Finding the greengenes database

doudou2047 · April 6, 2020, 4:23pm

Hi, Actually,where si the gg v3-v4? I have no idea where to fine them
Thank you for sharing.

doudou2047 · April 6, 2020, 4:24pm

Hi, Thank you for sharing.
Where to find this file? "99_otu_taxonomy.txt"
Thank you,
BEst,
Qiong

jwdebelius · April 6, 2020, 4:40pm

Hi @doudou2047,

The data resources page has links to both the greengenes and silva databases.

Best,
Justine

doudou2047 · April 6, 2020, 4:58pm

Thank you so much, Justine
I assuming the comments of this topic direct us to find the trained classifier for V3-V4.
The links listed are the whole length and V4 only, right?
Actually, I am curious about:

could we directly use the whole length of gg or sliva without extract the reference reads?
I have trouble to find the "taxonomy.txt" file at the page Data Resources, could you please kindly point out?
Thank you,
BEst,
QIong

doudou2047 · April 6, 2020, 5:43pm

Dear Justine,
I am sorry.
I unzip the "gg_13_8_otus.tar.gz", all the fasta and taxonomy are inside.
Thank you for bothering.
THank you,
BEst,
QIong

Mehrbod_Estaki · April 7, 2020, 1:06am

Hi @doudou2047,
The V3-V4 classifier I was referring to the previous posts here were made using older version of Qiime2/Sci.Kit bio.

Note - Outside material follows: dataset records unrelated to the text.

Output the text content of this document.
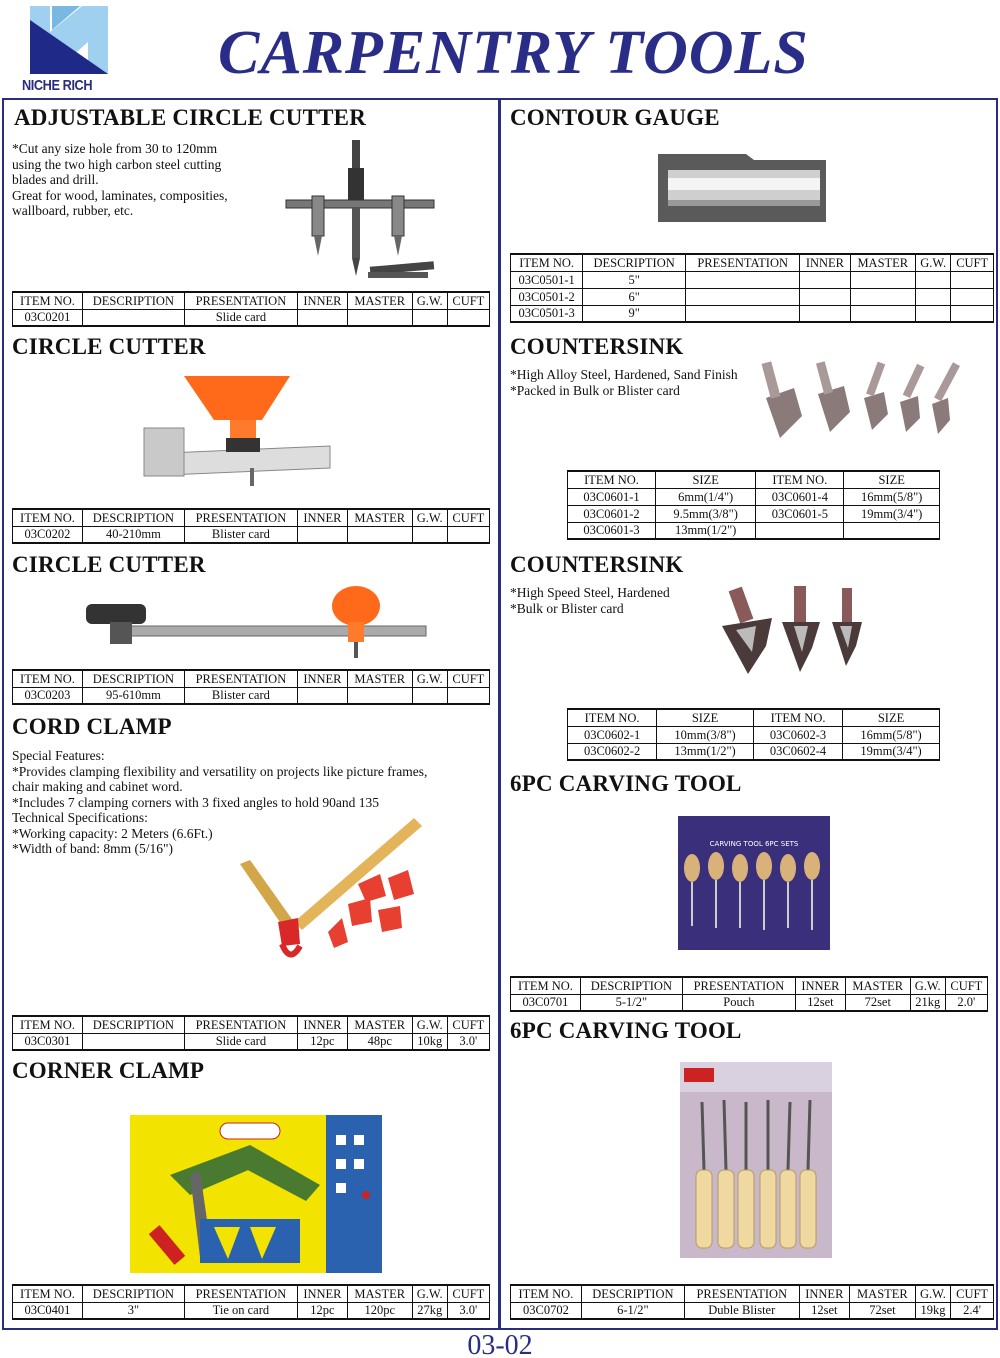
NICHE RICH CARPENTRY TOOLS
ADJUSTABLE CIRCLE CUTTER
*Cut any size hole from 30 to 120mm
using the two high carbon steel cutting
blades and drill.
Great for wood, laminates, composities,
wallboard, rubber, etc.
ITEM NO.	DESCRIPTION	PRESENTATION	INNER	MASTER	G.W.	CUFT
03C0201		Slide card				
CIRCLE CUTTER
ITEM NO.	DESCRIPTION	PRESENTATION	INNER	MASTER	G.W.	CUFT
03C0202	40-210mm	Blister card				
CIRCLE CUTTER
ITEM NO.	DESCRIPTION	PRESENTATION	INNER	MASTER	G.W.	CUFT
03C0203	95-610mm	Blister card				
CORD CLAMP
Special Features:
*Provides clamping flexibility and versatility on projects like picture frames,
chair making and cabinet word.
*Includes 7 clamping corners with 3 fixed angles to hold 90and 135
Technical Specifications:
*Working capacity: 2 Meters (6.6Ft.)
*Width of band: 8mm (5/16")
ITEM NO.	DESCRIPTION	PRESENTATION	INNER	MASTER	G.W.	CUFT
03C0301		Slide card	12pc	48pc	10kg	3.0'
CORNER CLAMP
ITEM NO.	DESCRIPTION	PRESENTATION	INNER	MASTER	G.W.	CUFT
03C0401	3"	Tie on card	12pc	120pc	27kg	3.0'
CONTOUR GAUGE
ITEM NO.	DESCRIPTION	PRESENTATION	INNER	MASTER	G.W.	CUFT
03C0501-1	5"					
03C0501-2	6"					
03C0501-3	9"					
COUNTERSINK
*High Alloy Steel, Hardened, Sand Finish
*Packed in Bulk or Blister card
ITEM NO.	SIZE	ITEM NO.	SIZE
03C0601-1	6mm(1/4")	03C0601-4	16mm(5/8")
03C0601-2	9.5mm(3/8")	03C0601-5	19mm(3/4")
03C0601-3	13mm(1/2")		
COUNTERSINK
*High Speed Steel, Hardened
*Bulk or Blister card
ITEM NO.	SIZE	ITEM NO.	SIZE
03C0602-1	10mm(3/8")	03C0602-3	16mm(5/8")
03C0602-2	13mm(1/2")	03C0602-4	19mm(3/4")
6PC CARVING TOOL
CARVING TOOL 6PC SETS
ITEM NO.	DESCRIPTION	PRESENTATION	INNER	MASTER	G.W.	CUFT
03C0701	5-1/2"	Pouch	12set	72set	21kg	2.0'
6PC CARVING TOOL
ITEM NO.	DESCRIPTION	PRESENTATION	INNER	MASTER	G.W.	CUFT
03C0702	6-1/2"	Duble Blister	12set	72set	19kg	2.4'
03-02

If you are using Qiime 2020.2, you'll have to train your own V3-V4 classifier, unless someone has shared one recently that I am unaware of. A quick search through the "Community Contributions" section should answer that.
As for your question regarding using full length without extract reads, the answer is yes, you can certainly use full lengths, however in previous benchmarks it was shown that there is a slight increase in accuracy, and obviously reduce processing time, when classifier is trained on the specific region.

system · May 8, 2020, 10:54am

This topic was automatically closed 31 days after the last reply. New replies are no longer allowed.